Pathoschild / FluentHttpClient

A modern async HTTP client for REST APIs. Its fluent interface lets you send an HTTP request and parse the response in one go.
MIT License
345 stars 52 forks source link

Change default behavior for server errors #106

Closed brunocampiol closed 2 years ago

brunocampiol commented 2 years ago

Hi,

I am trying to find a way to change default behavior "By default the client will throw ApiException if the server returns an error code"

I know I can easily change the current and next http calls to not throw exceptions by following the example here https://github.com/Pathoschild/FluentHttpClient#handle-errors

But I would like to setup it in startup.cs so that I dont need to manully change it on every class (and every client) that needs to use http.

Any ideias here? Thanks

Pathoschild commented 2 years ago

Hi! Since you have a Startup.cs, I assume you're working on an ASP.NET Core app? If so you can use dependency injection to configure the client in one place.

You can either create a common HTTP client and inject it into your controllers or other classes that need it:

public class Startup
{
    public void ConfigureServices(IServiceCollection services)
    {
        services.AddScoped<IClient>(_ => new FluentClient().SetOptions(ignoreHttpErrors: true));
    }
}
public class SomeController : Controller
{
    private readonly IClient HttpClient;

    public SomeController(IClient httpClient)
    {
        this.HttpClient = httpClient;
    }

    public async Task<ActionResult> Any()
    {
        var result = await this.HttpClient.GetAsync<TResult>("https://...");
        ...
    }
}

Or if you want to configure multiple HTTP clients, you can add an interface which builds clients and pass that in through dependency injection instead:

public interface IClientFactory
{
    IClient GetClient(string baseUrl);
}

Let me know if anything is unclear or doesn't work for your use case!
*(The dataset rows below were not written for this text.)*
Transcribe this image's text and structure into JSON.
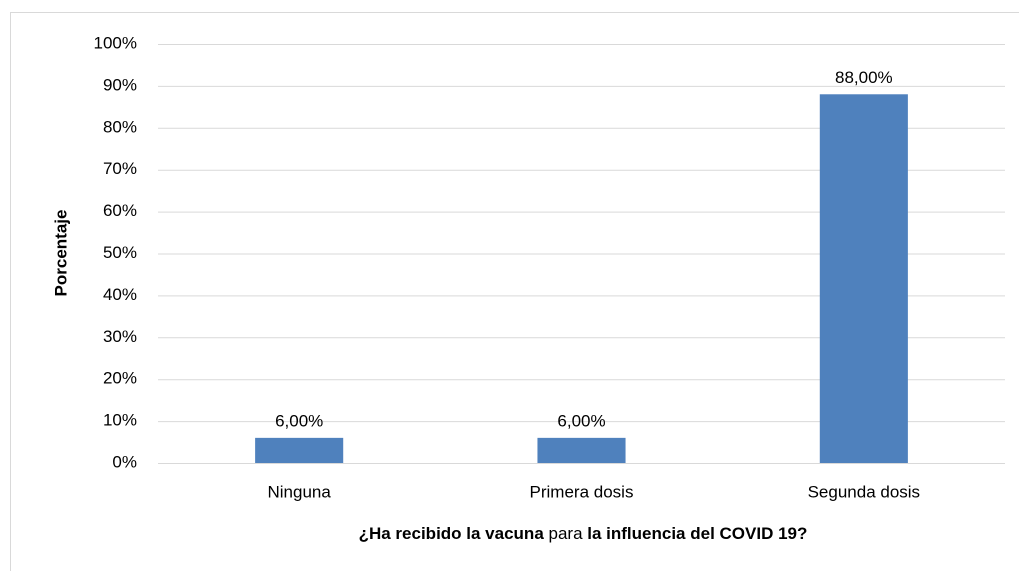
{
  "chart_data": {
    "type": "bar",
    "categories": [
      "Ninguna",
      "Primera dosis",
      "Segunda dosis"
    ],
    "values": [
      6,
      6,
      88
    ],
    "value_labels": [
      "6,00%",
      "6,00%",
      "88,00%"
    ],
    "color": "#4f81bd",
    "ylabel": "Porcentaje",
    "xlabel": [
      {
        "text": "¿Ha recibido la vacuna",
        "bold": true
      },
      {
        "text": " para ",
        "bold": false
      },
      {
        "text": "la influencia del COVID 19?",
        "bold": true
      }
    ],
    "ylim": [
      0,
      100
    ],
    "yticks": [
      {
        "value": 0,
        "label": "0%"
      },
      {
        "value": 10,
        "label": "10%"
      },
      {
        "value": 20,
        "label": "20%"
      },
      {
        "value": 30,
        "label": "30%"
      },
      {
        "value": 40,
        "label": "40%"
      },
      {
        "value": 50,
        "label": "50%"
      },
      {
        "value": 60,
        "label": "60%"
      },
      {
        "value": 70,
        "label": "70%"
      },
      {
        "value": 80,
        "label": "80%"
      },
      {
        "value": 90,
        "label": "90%"
      },
      {
        "value": 100,
        "label": "100%"
      }
    ],
    "grid": true
  }
}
brunocampiol commented 2 years ago

HI thanks a lot for replying and sorry to delay on feedback.

Yes, I am using net core 3.1 for a web api application. I've tried to follow but I guess I have some differences between the pure FluentHttpClient and the one used in the company. But that's a great answer.

Let me get back to the people who wrote this code. I'll let you know if I need more info.